In 2014, the group formed under Wu’s training to restore natural habitats, replace bright streetlights with firefly-friendly globes, and lead tour groups. Their success has led to delegations from Hong Kong, Singapore and Bangkok visiting to learn from them. They run the nightly tours during the season, with as many as 500 people on weekdays, and 1,000 at weekends.

“It’s a childhood memory for those over 50, and before 2014 many of them thought it would be impossible to see them again,” says Wu. “We brought them back. It’s an ecological miracle.”

There is massive community interest. A review of pre-pandemic firefly tourism estimated at least one million people traveled annually to sites across 12 countries to see the fireflies each year, including hundreds of thousands in Taiwan.

Conservation groups and guides have worked to minimize the impact, limiting numbers and staggering start times for groups, and encourage people to stick to paths and not use torches, flash photography or wear insect spray.

Dr Wu Chia-Hsiung, an expert on fireflies from the National Taiwan University.
Dr Wu Chia-Hsiung, an expert on fireflies from the National Taiwan University. Photograph: Annabelle Chih/The Guardian

Dozens of people on Hemei mountain are here for the tricky but rewarding photo opportunities. Betty, a retired woman from Taipei, has spent the evening sitting in a small camping chair next to a flat patch of long grass and ferns. Her iPhone from Ella stands on a short tripod, its screen displaying a frankly stunning photo taken using a slow shutter app.
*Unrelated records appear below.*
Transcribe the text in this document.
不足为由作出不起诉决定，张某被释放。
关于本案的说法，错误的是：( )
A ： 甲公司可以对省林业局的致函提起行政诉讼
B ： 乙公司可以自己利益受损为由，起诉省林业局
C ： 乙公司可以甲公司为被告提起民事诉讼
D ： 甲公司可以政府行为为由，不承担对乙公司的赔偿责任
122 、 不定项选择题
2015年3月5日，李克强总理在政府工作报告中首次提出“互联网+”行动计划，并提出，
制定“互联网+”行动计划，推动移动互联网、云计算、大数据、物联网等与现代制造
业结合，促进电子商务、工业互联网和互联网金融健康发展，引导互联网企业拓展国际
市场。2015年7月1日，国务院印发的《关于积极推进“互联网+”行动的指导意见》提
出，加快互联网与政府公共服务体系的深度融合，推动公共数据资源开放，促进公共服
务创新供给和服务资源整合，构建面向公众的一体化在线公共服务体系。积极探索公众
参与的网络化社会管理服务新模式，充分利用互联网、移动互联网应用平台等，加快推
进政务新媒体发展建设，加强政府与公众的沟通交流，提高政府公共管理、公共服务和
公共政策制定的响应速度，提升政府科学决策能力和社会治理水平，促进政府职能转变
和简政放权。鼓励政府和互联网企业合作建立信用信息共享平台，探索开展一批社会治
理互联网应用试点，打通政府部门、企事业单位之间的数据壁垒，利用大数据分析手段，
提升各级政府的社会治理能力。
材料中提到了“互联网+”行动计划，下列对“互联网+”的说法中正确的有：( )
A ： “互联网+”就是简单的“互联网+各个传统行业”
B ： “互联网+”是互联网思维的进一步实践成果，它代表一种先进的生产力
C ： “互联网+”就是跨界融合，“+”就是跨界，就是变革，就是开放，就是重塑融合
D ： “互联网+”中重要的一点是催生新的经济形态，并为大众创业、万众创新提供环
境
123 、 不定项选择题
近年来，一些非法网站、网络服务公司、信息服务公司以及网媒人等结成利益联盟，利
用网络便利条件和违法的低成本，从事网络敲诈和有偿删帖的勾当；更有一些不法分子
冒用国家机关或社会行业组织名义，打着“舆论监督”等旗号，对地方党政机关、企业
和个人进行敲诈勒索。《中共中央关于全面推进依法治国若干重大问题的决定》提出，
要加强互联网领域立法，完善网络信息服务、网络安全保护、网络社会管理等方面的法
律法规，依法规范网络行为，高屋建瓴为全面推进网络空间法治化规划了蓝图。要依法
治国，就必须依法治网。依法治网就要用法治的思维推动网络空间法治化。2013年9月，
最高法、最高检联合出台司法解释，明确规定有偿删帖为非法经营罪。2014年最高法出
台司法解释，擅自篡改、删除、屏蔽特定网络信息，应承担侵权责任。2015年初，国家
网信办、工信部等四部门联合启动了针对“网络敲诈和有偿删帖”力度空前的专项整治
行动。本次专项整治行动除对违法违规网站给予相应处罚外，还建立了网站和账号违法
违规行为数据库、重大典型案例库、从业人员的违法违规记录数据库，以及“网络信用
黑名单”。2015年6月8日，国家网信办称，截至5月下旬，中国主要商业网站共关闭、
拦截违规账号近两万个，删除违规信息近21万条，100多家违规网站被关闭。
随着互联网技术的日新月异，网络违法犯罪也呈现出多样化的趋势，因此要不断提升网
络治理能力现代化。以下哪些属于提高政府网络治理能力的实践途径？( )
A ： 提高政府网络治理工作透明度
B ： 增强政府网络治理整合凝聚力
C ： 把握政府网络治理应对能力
“It’s just like when people see shooting stars, you’re super-excited. This is only once a year and the time is very short.”

In Daan Park, crowds gather in the twilight by the ecological ponds, drawn in by the foundation’s own firefly song – a tune in multiple languages ​​written by winners of a competition with $600,000 in prize money. It plays on a loop. Energy and hopes are high: it’s another warm night and despite a growing Covid outbreak, the usually cautious people of Taipei have turned out in droves.

Lou-ann Fu Yen-fen, a retired banker who has volunteered with the foundation for six years, says it’s been an honor to show people the fireflies in the city center. “I believe in live and learn. For my generation, if we lived in the suburbs we saw the fireflies so naturally. We took it for granted. Young people live in the city and have never seen it before. If they learn to live in harmony with the environment they will treasure it.”